La mente riceve la notizia, riconosce i fatti, tenta di orientarsi nell’imprevisto. Il corpo, invece, procede con un altro ritmo.
È come se fosse rimasto indietro. Come se le cellule non avessero ancora ricevuto il messaggio essenziale: il bambino non c’è più.
La gravidanza non è solo un’esperienza emotiva, ma un processo biologico complesso, regolato da ormoni, adattamenti fisici, preparazione al nutrimento e all’accoglienza.

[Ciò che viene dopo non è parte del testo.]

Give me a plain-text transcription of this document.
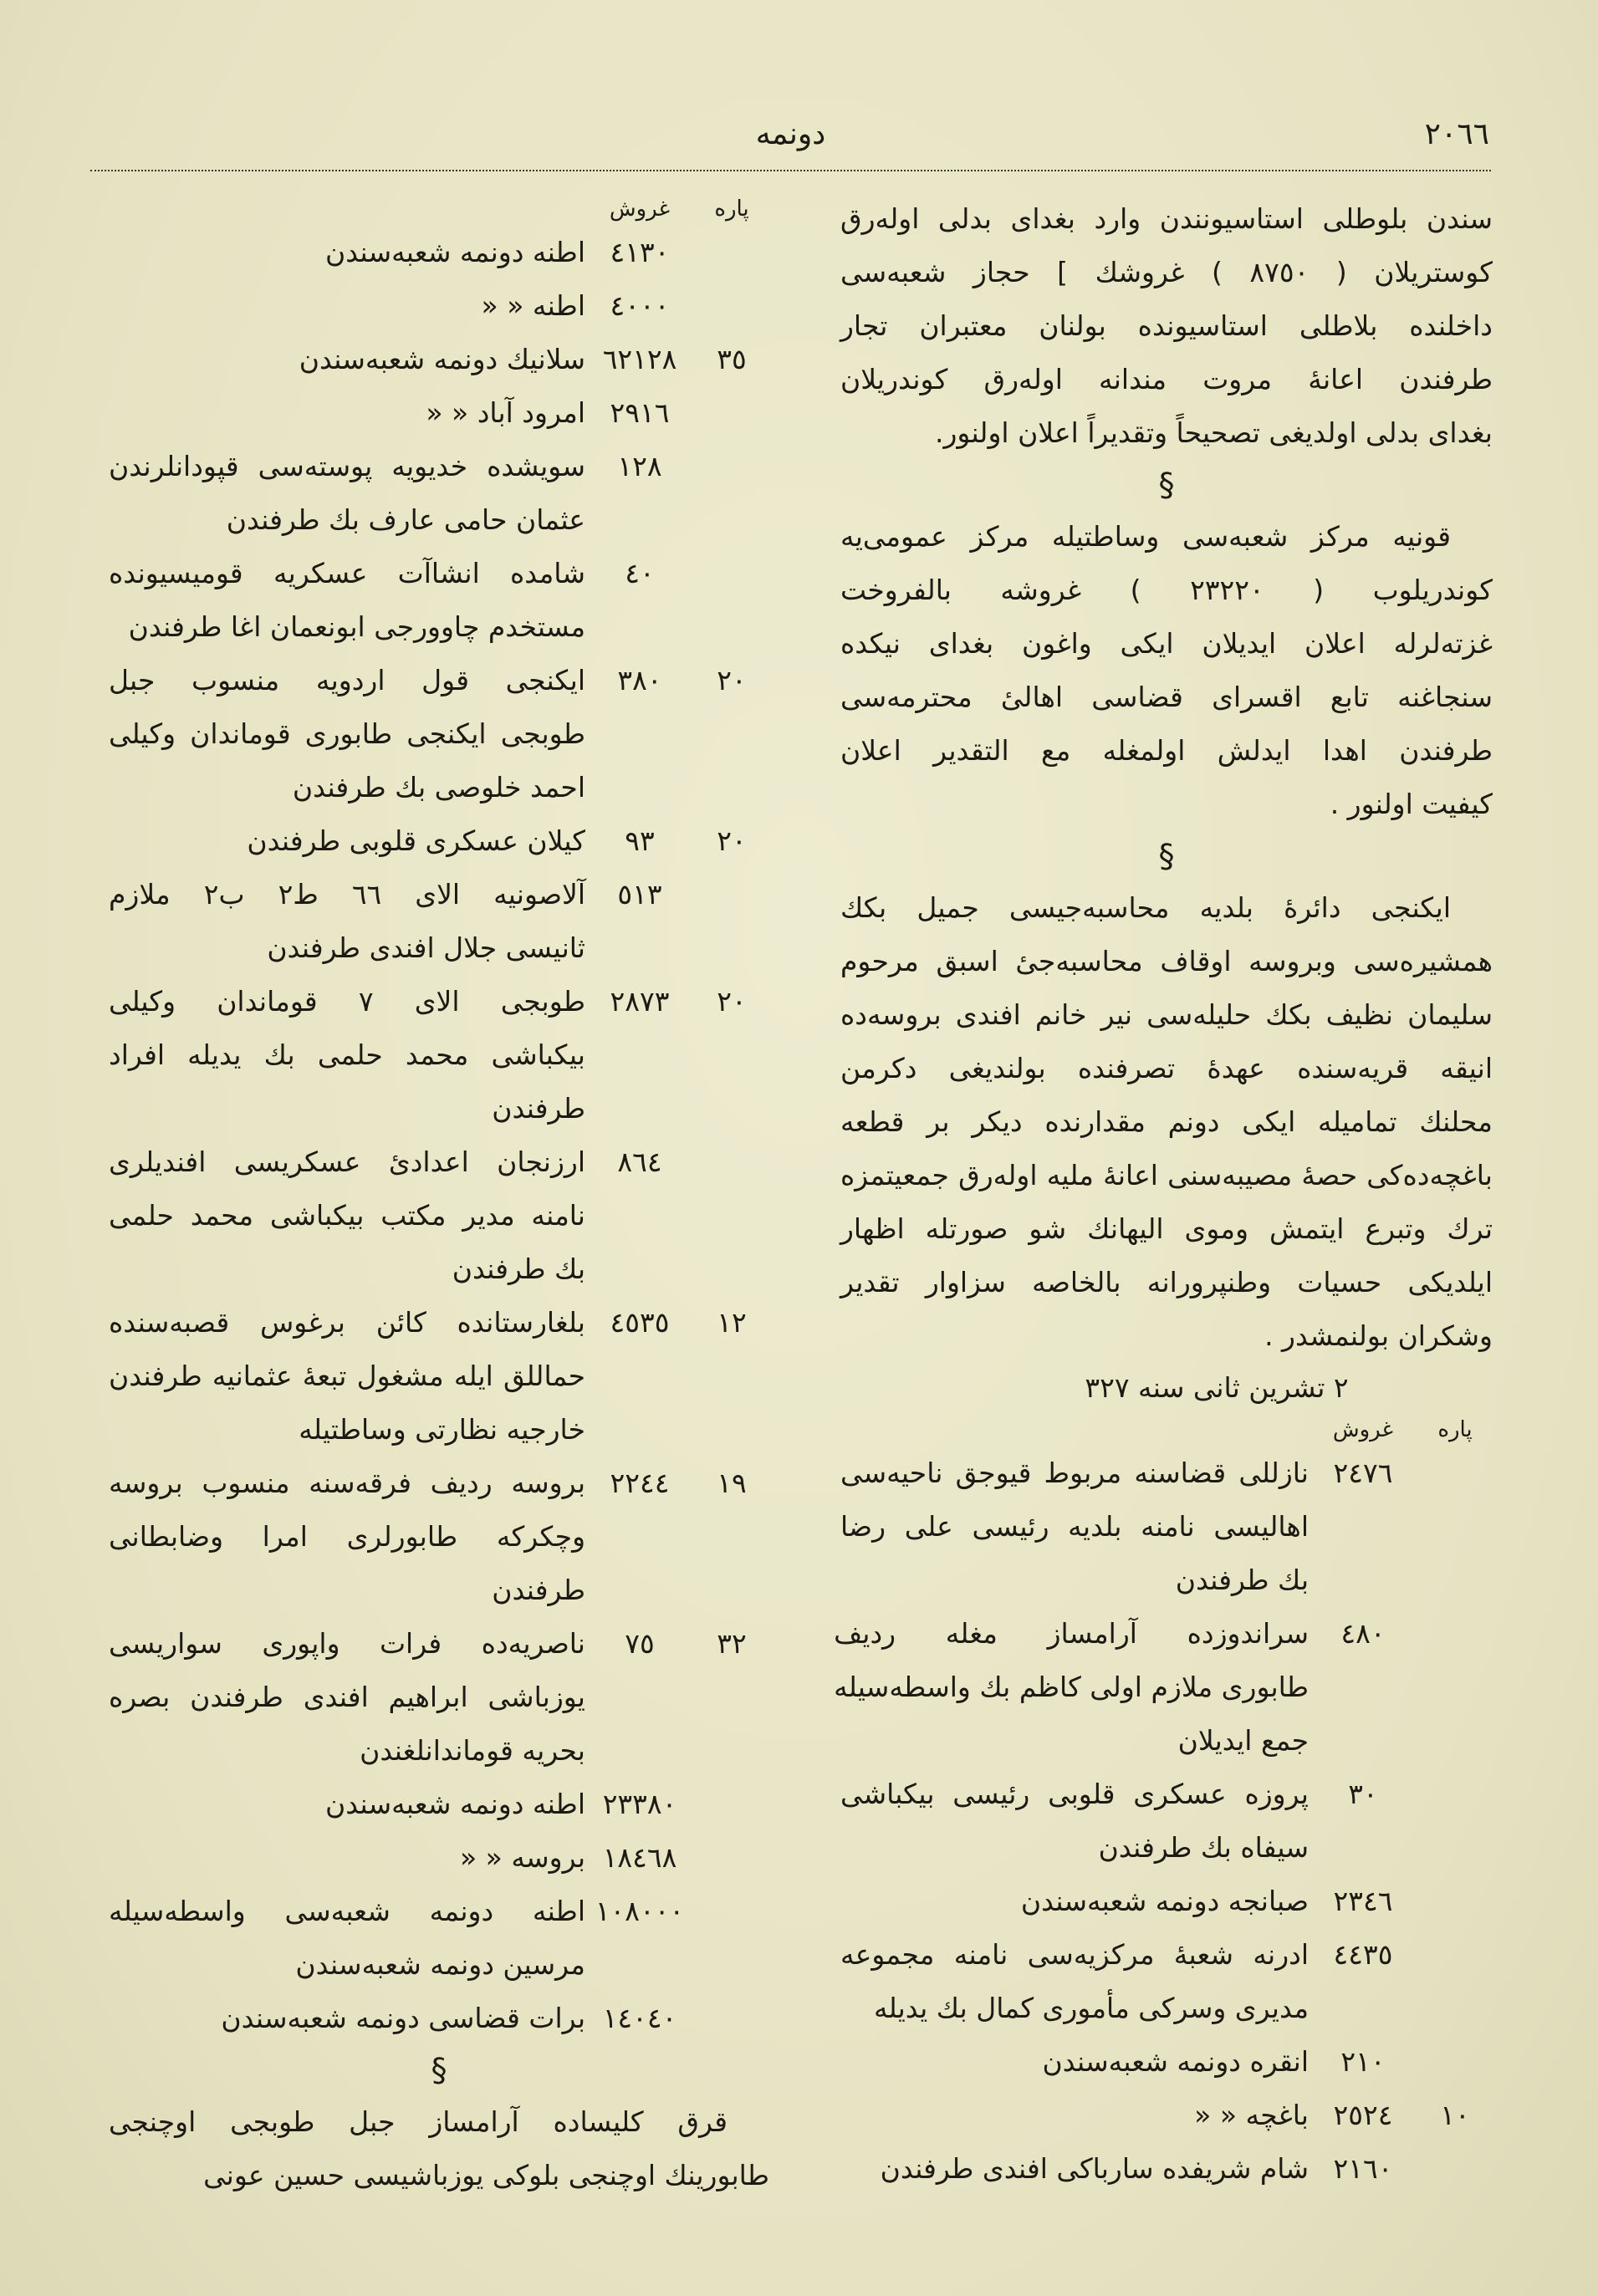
٢٠٦٦
دونمه
سندن بلوطلی استاسیونندن وارد بغدای بدلی اوله‌رق
کوستریلان ( ٨٧٥٠ ) غروشك ] حجاز شعبه‌سی
داخلنده بلاطلی استاسیونده بولنان معتبران تجار
طرفندن اعانهٔ مروت مندانه اوله‌رق کوندریلان
بغدای بدلی اولدیغی تصحیحاً وتقدیراً اعلان اولنور.
§
قونیه مرکز شعبه‌سی وساطتیله مرکز عمومی‌یه
کوندریلوب ( ٢٣٢٢٠ ) غروشه بالفروخت
غزته‌لرله اعلان ایدیلان ایکی واغون بغدای نیکده
سنجاغنه تابع اقسرای قضاسی اهالیٔ محترمه‌سی
طرفندن اهدا ایدلش اولمغله مع التقدیر اعلان
کیفیت اولنور .
§
ایکنجی دائرهٔ بلدیه محاسبه‌جیسی جمیل بکك
همشیره‌سی وبروسه اوقاف محاسبه‌جیٔ اسبق مرحوم
سلیمان نظیف بکك حلیله‌سی نیر خانم افندی بروسه‌ده
انیقه قریه‌سنده عهدهٔ تصرفنده بولندیغی دکرمن
محلنك تمامیله ایکی دونم مقدارنده دیکر بر قطعه
باغچه‌ده‌کی حصهٔ مصیبه‌سنی اعانهٔ ملیه اوله‌رق جمعیتمزه
ترك وتبرع ایتمش وموی الیهانك شو صورتله اظهار
ایلدیکی حسیات وطنپرورانه بالخاصه سزاوار تقدیر
وشکران بولنمشدر .
٢ تشرین ثانی سنه ٣٢٧
پاره
غروش
٢٤٧٦
نازللی قضاسنه مربوط قیوجق ناحیه‌سی
اهالیسی نامنه بلدیه رئیسی علی رضا
بك طرفندن
٤٨٠
سراندوزده آرامساز مغله ردیف
طابوری ملازم اولی کاظم بك واسطه‌سیله
جمع ایدیلان
٣٠
پروزه عسکری قلوبی رئیسی بیکباشی
سیفاه بك طرفندن
٢٣٤٦
صبانجه دونمه شعبه‌سندن
٤٤٣٥
ادرنه شعبهٔ مرکزیه‌سی نامنه مجموعه
مدیری وسرکی مأموری کمال بك یدیله
٢١٠
انقره دونمه شعبه‌سندن
١٠
٢٥٢٤
باغچه « «
٢١٦٠
شام شریفده سارباکی افندی طرفندن
پاره
غروش
٤١٣٠
اطنه دونمه شعبه‌سندن
٤٠٠٠
اطنه « «
٣٥
٦٢١٢٨
سلانیك دونمه شعبه‌سندن
٢٩١٦
امرود آباد « «
١٢٨
سویشده خدیویه پوسته‌سی قپودانلرندن
عثمان حامی عارف بك طرفندن
٤٠
شامده انشاآت عسکریه قومیسیونده
مستخدم چاوورجی ابونعمان اغا طرفندن
٢٠
٣٨٠
ایکنجی قول اردویه منسوب جبل
طوبجی ایکنجی طابوری قوماندان وکیلی
احمد خلوصی بك طرفندن
٢٠
٩٣
کیلان عسکری قلوبی طرفندن
٥١٣
آلاصونیه الای ٦٦ ط٢ ب٢ ملازم
ثانیسی جلال افندی طرفندن
٢٠
٢٨٧٣
طوبجی الای ٧ قوماندان وکیلی
بیکباشی محمد حلمی بك یدیله افراد
طرفندن
٨٦٤
ارزنجان اعدادیٔ عسکریسی افندیلری
نامنه مدیر مکتب بیکباشی محمد حلمی
بك طرفندن
١٢
٤٥٣٥
بلغارستانده کائن برغوس قصبه‌سنده
حماللق ایله مشغول تبعهٔ عثمانیه طرفندن
خارجیه نظارتی وساطتیله
١٩
٢٢٤٤
بروسه ردیف فرقه‌سنه منسوب بروسه
وچکرکه طابورلری امرا وضابطانی
طرفندن
٣٢
٧٥
ناصریه‌ده فرات واپوری سواریسی
یوزباشی ابراهیم افندی طرفندن بصره
بحریه قوماندانلغندن
٢٣٣٨٠
اطنه دونمه شعبه‌سندن
١٨٤٦٨
بروسه « «
١٠٨٠٠٠
اطنه دونمه شعبه‌سی واسطه‌سیله
مرسین دونمه شعبه‌سندن
١٤٠٤٠
برات قضاسی دونمه شعبه‌سندن
§
قرق کلیساده آرامساز جبل طوبجی اوچنجی
طابورینك اوچنجی بلوکی یوزباشیسی حسین عونی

Quando avviene una perdita, lo shock psichico è immediato; la chimica del corpo, invece, non si interrompe con la stessa rapidità.
Da questo scollamento nasce un disorientamento fisico reale, che può manifestarsi in modi molto concreti.
La montata lattea, forse il paradosso più doloroso: il corpo che si prepara a nutrire una vita che non può più raggiungere.
L’indolenzimento delle braccia: un peso persistente, una tensione muscolare costante. Le braccia si chiudono istintivamente verso il petto, come se cercassero il carico per cui erano state preparate.
Il senso di mutilazione: la percezione fisica che manchi una parte di sé, un vuoto che non è solo emotivo, ma quasi organico.
La ricerca sul lutto perinatale mostra che il disagio psicologico e somatico può persistere per molti mesi, e che la sua attenuazione è spesso graduale, non lineare e profondamente individuale. Ansia somatica, senso di pesantezza, tensioni corporee e altri sintomi fisici non si risolvono necessariamente subito dopo l’evento, ma possono accompagnare il processo di adattamento nel tempo.
Per alcune persone, momenti simbolicamente significativi — come la data in cui la gravidanza sarebbe giunta al termine — possono rappresentare snodi emotivi e corporei importanti, in cui il dolore si riattiva o, talvolta, inizia ad attenuarsi. Non si tratta di una regola biologica universale, ma di una possibile risonanza tra il tempo del corpo e quello dell’esperienza vissuta.
Riconoscere che non esiste una tempistica “corretta” aiuta a non sentirsi sbagliate quando il malessere fisico persiste, né inadeguate se cambia prima o dopo rispetto alle aspettative.
Nel lutto, spesso, la rabbia si rivolge al corpo. Lo si accusa di non aver protetto, lo si vive come un nemico che continua a produrre latte o sintomi ormai privi di scopo.
Eppure il corpo non ha tradito. Ha fatto esattamente ciò per cui era programmato: prepararsi alla vita. Semmai è anch’esso disorientato, privato improvvisamente del senso verso cui stava tendendo.
Anche il corpo, in questo senso, è coinvolto nel lutto.
Per questo ha bisogno di essere considerato e accudito. Prendersene cura non significa dimenticare, ma riconoscere il luogo che ha ospitato tuo figlio.
Ascoltare i segnali: il bisogno di riposo, di immobilità o di movimento.
Agire con gentilezza fisica: calore, contatto, sonno. Non concessioni, ma necessità.
Dare dignità al dolore muscolare: quel peso alle braccia è reale. Riconoscerlo come un segno dell’assenza può renderlo meno spaventoso.
Il corpo ha bisogno di tempo, così come la mente. Non segue scadenze precise, né risponde ai comandi.
Lascia che attraversi il dolore secondo i suoi ritmi lenti.
Siate gentili con lui: state attraversando questo buio insieme.